アイリスが米事業に参入したきっかけは東日本大震災。大山は、地元の農業を守ろうと被災した農家の米を買い取り、低温で精米するビジネスを立ち上げたのだ。米農家の丹野清人さんは「地元の企業が農家のことを思ってくれるのはうれしいですね」と言う。
そして大山がまた新たな支援に乗り出した。今、社長の大山が力を入れているのが地元の若手経営者を育てる人材育成塾。気仙沼で水産加工品を手がける千葉豪さんも塾の卒業生だ。千葉さんが作っているのは、地元の海産物で作るこだわりの総菜だ。
千葉さんは大山の呼びかけで、卒業生2人と新しい会社を立ちあげた。漁師歴17年の藤田純一さんがウニなどの新鮮な魚貝類をとり、仲買人の吉田健秀さんは旬の珍しい魚を市場で買い付ける。「大山社長に『お前たちが組んだらもっと面白いことができる。組んでみなさい』と言われたんです」(藤田さん)
津波で自宅を流された3人のタッグで、地元の魚をふんだんに使った加工品づくりが可能になり、ネットで全国販売を始めたのだ。
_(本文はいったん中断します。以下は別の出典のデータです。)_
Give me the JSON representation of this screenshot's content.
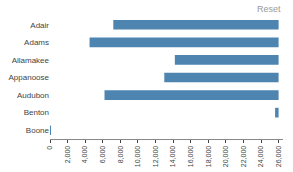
{
  "chart_data": {
    "type": "bar",
    "orientation": "horizontal",
    "categories": [
      "Adair",
      "Adams",
      "Allamakee",
      "Appanoose",
      "Audubon",
      "Benton",
      "Boone"
    ],
    "base": [
      7200,
      4500,
      14200,
      13000,
      6200,
      25600,
      0
    ],
    "values": [
      18800,
      21500,
      11800,
      13000,
      19800,
      400,
      50
    ],
    "color": "#4d84b0",
    "xlim": [
      0,
      26500
    ],
    "xticks": [
      0,
      {
        "value": 2000,
        "label": "2,000"
      },
      {
        "value": 4000,
        "label": "4,000"
      },
      {
        "value": 6000,
        "label": "6,000"
      },
      {
        "value": 8000,
        "label": "8,000"
      },
      {
        "value": 10000,
        "label": "10,000"
      },
      {
        "value": 12000,
        "label": "12,000"
      },
      {
        "value": 14000,
        "label": "14,000"
      },
      {
        "value": 16000,
        "label": "16,000"
      },
      {
        "value": 18000,
        "label": "18,000"
      },
      {
        "value": 20000,
        "label": "20,000"
      },
      {
        "value": 22000,
        "label": "22,000"
      },
      {
        "value": 24000,
        "label": "24,000"
      },
      {
        "value": 26000,
        "label": "26,000"
      }
    ],
    "grid": false,
    "annotations": [
      {
        "text": "Reset"
      }
    ]
  }
}
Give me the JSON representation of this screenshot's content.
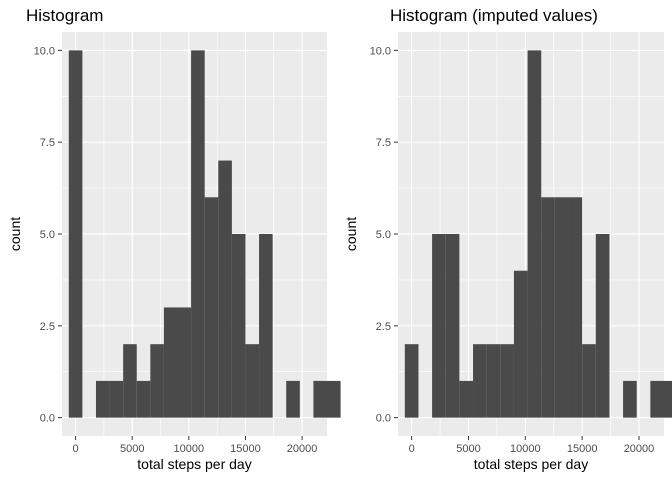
{
  "chart_data": [
    {
      "type": "bar",
      "title": "Histogram",
      "xlabel": "total steps per day",
      "ylabel": "count",
      "bin_width": 1200,
      "bin_start": -600,
      "values": [
        10,
        0,
        1,
        1,
        2,
        1,
        2,
        3,
        3,
        10,
        6,
        7,
        5,
        2,
        5,
        0,
        1,
        0,
        1,
        1
      ],
      "xlim": [
        -1200,
        22200
      ],
      "ylim": [
        -0.5,
        10.5
      ],
      "xticks": [
        0,
        5000,
        10000,
        15000,
        20000
      ],
      "xtick_labels": [
        "0",
        "5000",
        "10000",
        "15000",
        "20000"
      ],
      "yticks": [
        0,
        2.5,
        5,
        7.5,
        10
      ],
      "ytick_labels": [
        "0.0",
        "2.5",
        "5.0",
        "7.5",
        "10.0"
      ],
      "grid": true,
      "bar_color": "#4a4a4a",
      "panel_color": "#ebebeb",
      "grid_color": "#ffffff"
    },
    {
      "type": "bar",
      "title": "Histogram (imputed values)",
      "xlabel": "total steps per day",
      "ylabel": "count",
      "bin_width": 1200,
      "bin_start": -600,
      "values": [
        2,
        0,
        5,
        5,
        1,
        2,
        2,
        2,
        4,
        10,
        6,
        6,
        6,
        2,
        5,
        0,
        1,
        0,
        1,
        1
      ],
      "xlim": [
        -1200,
        22200
      ],
      "ylim": [
        -0.5,
        10.5
      ],
      "xticks": [
        0,
        5000,
        10000,
        15000,
        20000
      ],
      "xtick_labels": [
        "0",
        "5000",
        "10000",
        "15000",
        "20000"
      ],
      "yticks": [
        0,
        2.5,
        5,
        7.5,
        10
      ],
      "ytick_labels": [
        "0.0",
        "2.5",
        "5.0",
        "7.5",
        "10.0"
      ],
      "grid": true,
      "bar_color": "#4a4a4a",
      "panel_color": "#ebebeb",
      "grid_color": "#ffffff"
    }
  ]
}
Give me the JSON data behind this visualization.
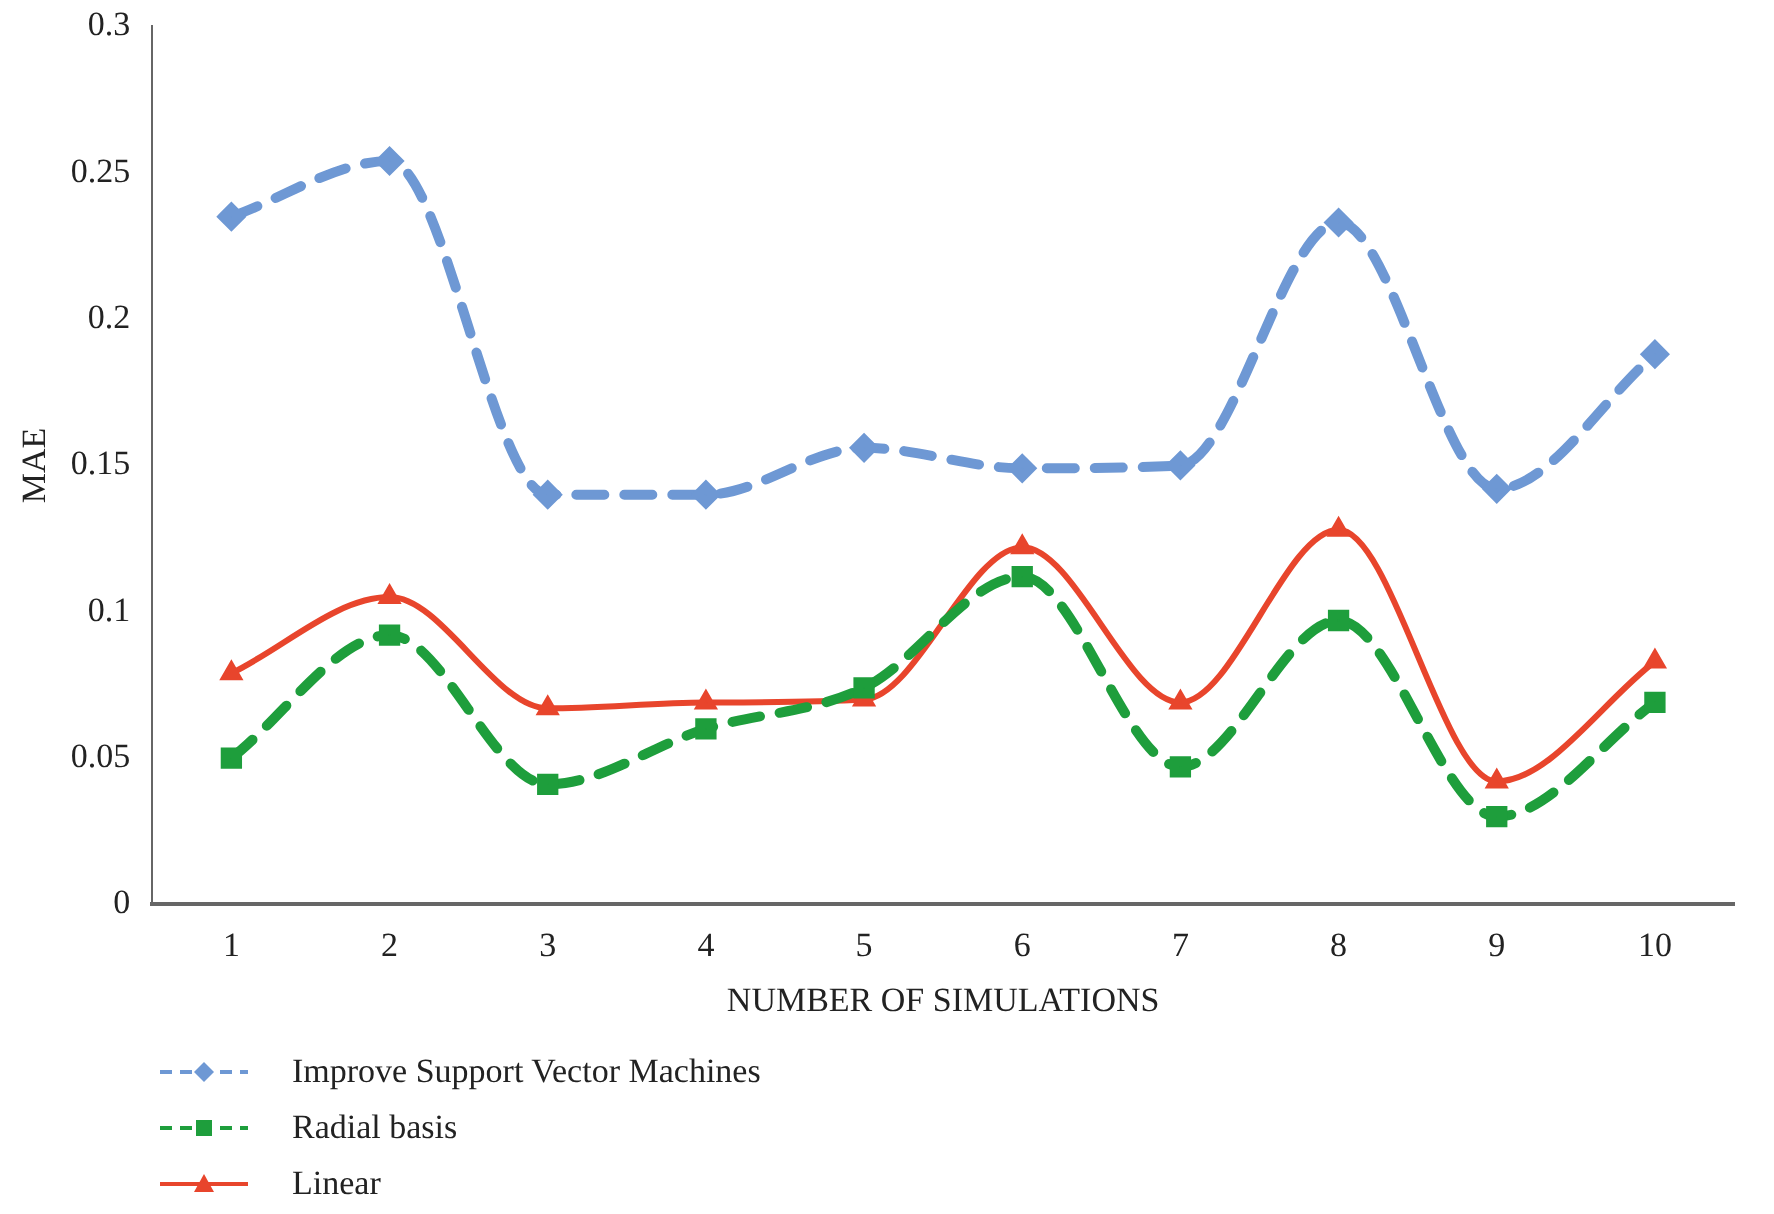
{
  "chart_data": {
    "type": "line",
    "xlabel": "NUMBER OF SIMULATIONS",
    "ylabel": "MAE",
    "categories": [
      "1",
      "2",
      "3",
      "4",
      "5",
      "6",
      "7",
      "8",
      "9",
      "10"
    ],
    "ylim": [
      0,
      0.3
    ],
    "yticks": [
      0,
      0.05,
      0.1,
      0.15,
      0.2,
      0.25,
      0.3
    ],
    "grid": false,
    "legend": "bottom left",
    "series": [
      {
        "name": "Improve Support Vector Machines",
        "color": "#6e98d4",
        "values": [
          0.235,
          0.254,
          0.14,
          0.14,
          0.156,
          0.149,
          0.15,
          0.233,
          0.142,
          0.188
        ],
        "marker": "diamond",
        "line_style": "dashed"
      },
      {
        "name": "Radial basis",
        "color": "#1e9e3c",
        "values": [
          0.05,
          0.092,
          0.041,
          0.06,
          0.074,
          0.112,
          0.047,
          0.097,
          0.03,
          0.069
        ],
        "marker": "square",
        "line_style": "dashed"
      },
      {
        "name": "Linear",
        "color": "#e8452c",
        "values": [
          0.079,
          0.105,
          0.067,
          0.069,
          0.07,
          0.122,
          0.069,
          0.128,
          0.042,
          0.083
        ],
        "marker": "triangle",
        "line_style": "solid"
      }
    ]
  }
}
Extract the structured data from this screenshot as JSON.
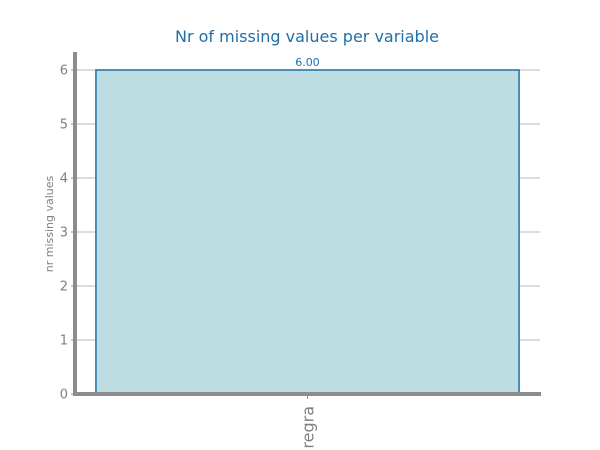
{
  "chart_data": {
    "type": "bar",
    "title": "Nr of missing values per variable",
    "xlabel": "",
    "ylabel": "nr missing values",
    "categories": [
      "regra"
    ],
    "values": [
      6
    ],
    "data_labels": [
      "6.00"
    ],
    "ylim": [
      0,
      6
    ],
    "yticks": [
      0,
      1,
      2,
      3,
      4,
      5,
      6
    ],
    "grid": "horizontal",
    "colors": {
      "bar_fill": "#bedde2",
      "bar_edge": "#1f6fa8",
      "title": "#1f6fa8",
      "data_label": "#1f6fa8",
      "axis": "#8c8c8c",
      "grid": "#c8c8c8",
      "tick_text": "#808080"
    }
  }
}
ピンチこそ飛躍する最大のチャンス。自らが証明してきたその言葉を、大山は東北の地に根付かせようとしている。
その大山は、大きな決断をしていた。今後、経営は長男の晃弘に委ねるというのだ。
「今まで社長としてスケジュールがタイトだったのが、少し余裕ができるので、地域貢献にも今まで以上に時間を費やすことができるかなと考えています」(大山)
~村上龍の編集後記~
大山さんは柔和な笑顔の持ち主だ。だがスタジオで質問する際、目が鋭くなった。
もちろん脅すような視線ではない。絶対に一言も聞き逃さない、どのような応答がもっとも適切か瞬時にして考える、目がそう語っていた。
家電に参入して成功し、そのユニークで卓越したアイデアがいつも注目される。
だが、その最大の強みは、徹底した情報共有にあると思う。
独自の経営は、厳密なコミュニケーションに支えられていて、他は真似できない。
「なるほど」と簡単には納得しない姿勢が、「なるほど」と思わせる商品を生みだし続けている。
<出演者略歴>
大山健太郎(おおやま・けんたろう)1945年、大阪府生まれ。1958年、父・森佑が大山ブロー工業所を創業。1964年、父の急逝により代表に就任。1971年、アイリスオーヤマを設立。